I think I'm working on Holly's new cage Friday.  I have the grids, just haven't had time to sit down and piece it all together.


----------



## Meeky242 (Oct 26, 2011)

Can i borrow Hugh? Only for....about....forever? And then you can have him back!  He's such a squish! And that look from Holly? Same look i get from my cats when i give them forced love


----------



## SunnyCait (Oct 28, 2011)

Last night I was reaching over Hugh's cage to grab a blanket that sits on top of it, and he THREW himself at the side of the cage so I would reach down and pet him! I spent 5 minutes just running my hands over him while he stood on his hind legs. He's such a lover boy. <3

Holly on the other hand is started to respond to her name. Sometimes. When I have apple chips.  Progress!


----------



## SunnyCait (Oct 30, 2011)

Halloween 2011, my roommate and I went to a costume party as our rabbits. 

Me and Holly (can you see how pleased she is?? LMAO)





The four of us... Hugh was flattered. Holly far less so.





It was a great idea until it was a total Legally Blonde moment. Yeah. No one else was wearing costumes. And it was a "girls' night" party. Slightly completely mortifying but whatever I suppose. Who doesn't dress up when the invite says costume party, that's all I want to know.


----------



## SunnyCait (Nov 1, 2011)

More Halloween pics...











Holly and Karly hating life, Hugh not caring at all. Their personalities show through here rather well.





Everyone hating life again





Oh and Hugh did this the other day... He was wrapped in his blankie.










"Get that flashy thing away!"


----------



## bunnychild (Nov 2, 2011)

ADORABLE! i kno how you feel about forced love both my mini satins hate it when i pet them it is either because i am used to holland lops or it is in their breed.


----------



## SnowyShiloh (Nov 2, 2011)

Aw sorry you were embarrassed about being the only one in costume! Your costume looks great  And your roommate's is hilarious too, love it. How funny that Holly and Karly look annoyed but the actual bunny stuffed in the pumpkin doesn't mind. And Hugh wrapped in the blankie is soooooo cute!


----------



## MarisaAndToby (Nov 2, 2011)

Are those just plain ol metal coloured NIC panels?!? WHERE!!


----------



## SunnyCait (Nov 4, 2011)

Hugh is just SO placid, I'm pretty sure I could have left him in the pumpkin all night and he wouldn't have minded. He's very laid back like that. Holly on the other hand had to be wrangled LMAO. I love my ying ang yang fluffybums. <3


Haha shiloh! It wasn't too bad... It was my first time meeting all of them so it was a bang up first impression, but I've seen a few of them sense and no one seemed to really care LMAO! 

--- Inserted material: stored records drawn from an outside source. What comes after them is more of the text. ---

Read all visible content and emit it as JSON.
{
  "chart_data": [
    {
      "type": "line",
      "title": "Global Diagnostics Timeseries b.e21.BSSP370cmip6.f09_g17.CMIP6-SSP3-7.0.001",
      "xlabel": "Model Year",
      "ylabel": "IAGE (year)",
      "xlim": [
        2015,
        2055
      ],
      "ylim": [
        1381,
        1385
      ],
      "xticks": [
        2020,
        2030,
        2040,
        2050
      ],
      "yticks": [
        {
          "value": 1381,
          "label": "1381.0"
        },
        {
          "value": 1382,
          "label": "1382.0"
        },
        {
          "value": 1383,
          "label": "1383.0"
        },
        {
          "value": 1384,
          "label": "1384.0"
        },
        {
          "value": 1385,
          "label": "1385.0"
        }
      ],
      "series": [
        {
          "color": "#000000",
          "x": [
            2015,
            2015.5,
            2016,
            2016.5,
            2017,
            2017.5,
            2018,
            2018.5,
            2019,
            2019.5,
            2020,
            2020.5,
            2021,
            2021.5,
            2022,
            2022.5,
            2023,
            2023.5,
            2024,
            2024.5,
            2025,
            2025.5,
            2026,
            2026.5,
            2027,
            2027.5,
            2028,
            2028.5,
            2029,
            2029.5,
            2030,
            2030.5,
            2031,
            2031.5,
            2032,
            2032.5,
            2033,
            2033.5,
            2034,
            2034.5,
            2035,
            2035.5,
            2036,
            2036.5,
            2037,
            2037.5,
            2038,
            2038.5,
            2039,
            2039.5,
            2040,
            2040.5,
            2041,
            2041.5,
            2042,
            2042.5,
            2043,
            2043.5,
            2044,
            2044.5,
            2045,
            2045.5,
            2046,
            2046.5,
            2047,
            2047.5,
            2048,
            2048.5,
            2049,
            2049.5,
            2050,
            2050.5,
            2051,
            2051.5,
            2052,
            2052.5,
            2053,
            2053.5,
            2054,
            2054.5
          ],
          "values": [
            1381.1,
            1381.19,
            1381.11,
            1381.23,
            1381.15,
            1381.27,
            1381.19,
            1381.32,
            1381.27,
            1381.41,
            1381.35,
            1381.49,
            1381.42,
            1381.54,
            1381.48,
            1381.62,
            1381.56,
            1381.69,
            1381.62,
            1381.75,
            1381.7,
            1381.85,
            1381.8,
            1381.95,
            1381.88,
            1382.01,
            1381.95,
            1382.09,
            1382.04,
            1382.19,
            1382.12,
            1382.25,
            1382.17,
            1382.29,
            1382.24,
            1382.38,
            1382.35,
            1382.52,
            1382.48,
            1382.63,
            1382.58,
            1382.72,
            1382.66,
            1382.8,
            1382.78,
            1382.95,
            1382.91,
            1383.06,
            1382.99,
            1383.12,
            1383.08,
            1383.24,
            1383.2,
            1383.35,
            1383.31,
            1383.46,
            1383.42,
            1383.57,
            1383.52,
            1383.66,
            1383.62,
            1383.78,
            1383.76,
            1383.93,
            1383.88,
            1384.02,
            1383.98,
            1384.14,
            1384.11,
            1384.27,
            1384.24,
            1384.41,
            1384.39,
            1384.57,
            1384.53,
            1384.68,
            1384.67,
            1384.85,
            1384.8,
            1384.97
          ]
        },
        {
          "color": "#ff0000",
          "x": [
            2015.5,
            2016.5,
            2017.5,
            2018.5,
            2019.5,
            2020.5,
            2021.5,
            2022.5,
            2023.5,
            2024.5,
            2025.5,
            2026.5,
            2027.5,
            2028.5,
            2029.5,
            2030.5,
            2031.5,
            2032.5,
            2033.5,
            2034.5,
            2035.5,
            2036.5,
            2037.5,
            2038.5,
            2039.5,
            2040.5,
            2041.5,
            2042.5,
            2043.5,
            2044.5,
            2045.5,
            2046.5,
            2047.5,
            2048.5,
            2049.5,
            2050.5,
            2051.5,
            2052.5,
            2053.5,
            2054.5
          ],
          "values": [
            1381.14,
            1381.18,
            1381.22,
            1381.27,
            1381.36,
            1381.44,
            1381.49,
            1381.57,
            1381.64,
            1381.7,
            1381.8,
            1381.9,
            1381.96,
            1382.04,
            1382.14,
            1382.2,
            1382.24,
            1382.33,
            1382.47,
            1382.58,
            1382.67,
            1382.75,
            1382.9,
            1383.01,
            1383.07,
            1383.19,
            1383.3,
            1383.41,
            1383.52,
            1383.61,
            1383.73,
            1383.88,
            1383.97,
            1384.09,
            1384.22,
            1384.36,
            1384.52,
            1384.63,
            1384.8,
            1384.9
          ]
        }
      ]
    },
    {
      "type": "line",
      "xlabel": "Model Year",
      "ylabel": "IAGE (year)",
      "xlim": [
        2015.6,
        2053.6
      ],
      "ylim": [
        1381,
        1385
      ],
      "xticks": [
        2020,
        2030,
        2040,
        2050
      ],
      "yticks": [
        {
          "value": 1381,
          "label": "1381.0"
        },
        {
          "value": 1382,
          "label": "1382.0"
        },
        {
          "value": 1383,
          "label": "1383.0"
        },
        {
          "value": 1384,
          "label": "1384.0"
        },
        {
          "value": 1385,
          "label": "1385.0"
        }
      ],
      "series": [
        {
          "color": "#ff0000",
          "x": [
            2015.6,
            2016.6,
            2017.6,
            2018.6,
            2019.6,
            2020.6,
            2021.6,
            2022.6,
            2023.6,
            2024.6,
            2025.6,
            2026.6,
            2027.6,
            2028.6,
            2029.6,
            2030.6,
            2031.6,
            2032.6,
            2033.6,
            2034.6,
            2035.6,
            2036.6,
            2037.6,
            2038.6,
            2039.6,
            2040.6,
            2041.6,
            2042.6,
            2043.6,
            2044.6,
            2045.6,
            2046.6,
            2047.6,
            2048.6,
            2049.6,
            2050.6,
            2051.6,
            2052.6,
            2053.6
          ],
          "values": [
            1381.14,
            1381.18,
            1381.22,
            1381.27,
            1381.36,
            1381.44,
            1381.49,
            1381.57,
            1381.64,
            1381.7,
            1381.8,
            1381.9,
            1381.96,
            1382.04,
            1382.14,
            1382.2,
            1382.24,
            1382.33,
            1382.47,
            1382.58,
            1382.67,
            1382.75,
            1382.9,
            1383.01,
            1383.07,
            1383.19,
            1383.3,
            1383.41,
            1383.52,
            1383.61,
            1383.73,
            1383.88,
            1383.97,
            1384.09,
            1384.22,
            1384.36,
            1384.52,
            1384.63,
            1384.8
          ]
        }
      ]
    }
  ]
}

Marisa, yep!! Not sure where they came from because they came with Hugh... He's probably had that cage for years so I'm not sure where you can find the plain metal ones. I do like the looks of the plain metal more than the powder coated ones.


----------



## LakeCondo (Nov 4, 2011)

You have some great pictures, SunnyCait. Maybe you'd like to make one or more [it'd be hard to choose, though] into a refrigerator magnet, poster, etc. The site I've found for this [though so far I've stuck with their designs] is zazzle.com. Again, love the pictures. Hugh seems great; I just hope he gets more exercise. Can you put his food where he has to climb up a step to get it?


----------



## MagPie (Nov 4, 2011)

OMG Hugh in that pumpkin! So CUTE!

haha I'd totally rabbit nap him. Well probably not. Really.


----------



## SunnyCait (Nov 6, 2011)

Hugh is not overweight. He's compact and built stocky as his breed should be. If he looks fat it's because he's wedged into a pumpkin shell. 

LOL Magpie, you'll have to get in line!!


----------



## MagPie (Nov 6, 2011)

Hahaha I bet. He looks like such a love. I have a cat that's like that. I put mini sunglasses on him and he ate up the attention. I put those same sunglasses on my other cat and oh the look I got haha. He hated me.


----------